In the late afternoon during the 10th consecutive day of riding, about 60 miles north of the British Columbia/Northwest Territories border somewhere along the Liard Highway, Huw and I were lying on the mossy floor of a sparse pine forest.
We had been fading in and out of sleep for an hour, the stunted trees providing us with just enough shelter to cut the harsh westerly wind, while still letting the sun sneak through the canopy to warm our legs and faces. It was the most comfortable either of us had been in the last day and a half.

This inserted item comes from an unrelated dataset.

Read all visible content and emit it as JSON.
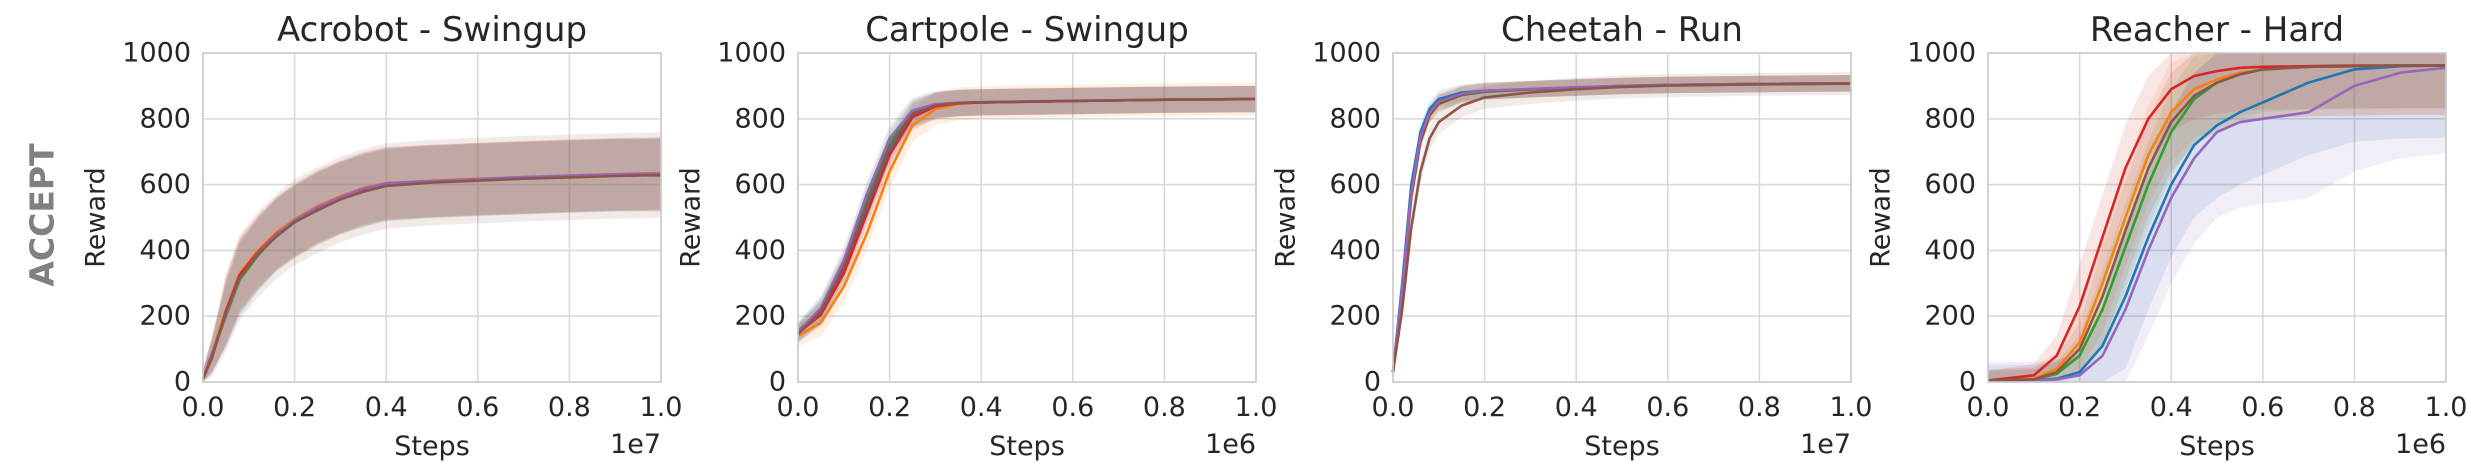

Nearly two hours had passed since I'd gotten a flat tire, halting our rapid progress for the day. Earlier that morning, after becoming frustrated with the cold weather and the slower pace of the group, Huw and I had gone off the front in an effort to warm up, and get to the only pub in a 120 mile radius before it closed. We had been doing well and were making quick work of the 180-mile, largely gravel-grinding, day to Fort Providence, Northwest Territories.
We were peeved—it's an amateur mistake to not grab a tube and tools. As a last resort, we had even stuffed my tire full of leaves and sticks and used an old metal road sign as a tire lever on my carbon road wheels—a cringe-worthy experience. Sadly, that MacGyver fix only held for a mile and a half before the tire came off the rim. But at least we were warm.
Despite our contentment, some concern was creeping into our consciousness. It had been nearly nine hours since we had seen our fellow riders and six hours since our last sighting of the support vehicle. Were they OK? Did someone have a major mechanical? Bonk? Did the car run out of gas? Or are they all just riding slow?
Sometime later Huw poked me in the ribs. I thought it was because I had been snoring again, but he was trying to alert me to the barely audible 1980s dance music playing in the distance. The boys were back. As the trusty Honda Element rolled into view, we could make out the frame of a bike awkwardly strapped to the roof and only five of the six missing riders.
When the crew finally arrived, between mouthfuls of Clif bars and Shot Bloks, Huw and I caught bits and pieces of the harrowing tale that had transpired since we saw them last. It wasn’t until just before midnight, in the shelter of the Big River Service Centre at Fort Providence, over bison burgers and soggy french fries, that we would hear the rest of their story.
The guys had been caught in a seriously nasty rainstorm that Huw and I had somehow evaded. With temperatures hovering just above freezing, all their gear soaked through and no dry kit to change into—as they were already wearing it all in an effort to stay warm—the gang had to seek shelter in an abandoned roadside cabin and start a fire with trash to ward off hypothermia. Alex, the coldest of the crew, was stripped out of his wet gear, changed into all of the remaining dry clothes and put in the car with the heat blasting. He had to retire from the ride just 280 miles away from our final destination.
It was nearly 2 a.m. by the time we had all eaten, showered and piled into bed at the Snowshoe Lodge, when someone muttered, halfheartedly, “Wheels at 6 a.m.?” After all, we did have 197 miles to ride the next day, with the forecast calling for more cold and more rain.
I already miss the refreshingly simple life we led over those 11 days: bike, eat, sleep, repeat.
At the end of May, seven foolhardy friends and I rode our bikes more than 1,600 miles, climbing nearly 65,000 feet in 11 days. Conceived of during a cold December evening over post-surgery beers, the trip from Whistler, BC to Yellowknife, NWT was simply to see if we could do it—and give Quinn Lanzon, my co-conspirator, and me a reason to stay fit over the winter.
Word of our plan spread through the Whistler Valley and, by February, a haggard crew of eight guys had assembled to attempt this harebrained scheme. None of us were really road riders before we decided to give it a go, and I had never even ridden a road bike, not once. Some would call this stupid. We call it fun.
The ride also served as a homecoming for Quinn, who was born in Yellowknife, but had moved away as an infant, and had yet to return. After talking to some family friends, Quinn caught wind of the Yellowknife Mountain Bike Club’s plans to build a bike park. He championed an idea to use this feat of physical endurance as a fundraiser for the club, and in the next few weeks, thanks to generous friends and family, we raised more than $7,000 for the cause.
The dilapidated motels, roadside beers, close encounters with bison and hypothermia, bronchodilation, Rosemary and William’s warming cabin, early morning jump sessions and miles of mind-numbingly straight and impossibly flat roads made for a mix of merry and miserable moments that trended toward total turmoil. Our experiences on the road were lightened by the company of great friends, and Yellowknife is getting a new mountain bike park, thanks in part to our suffering.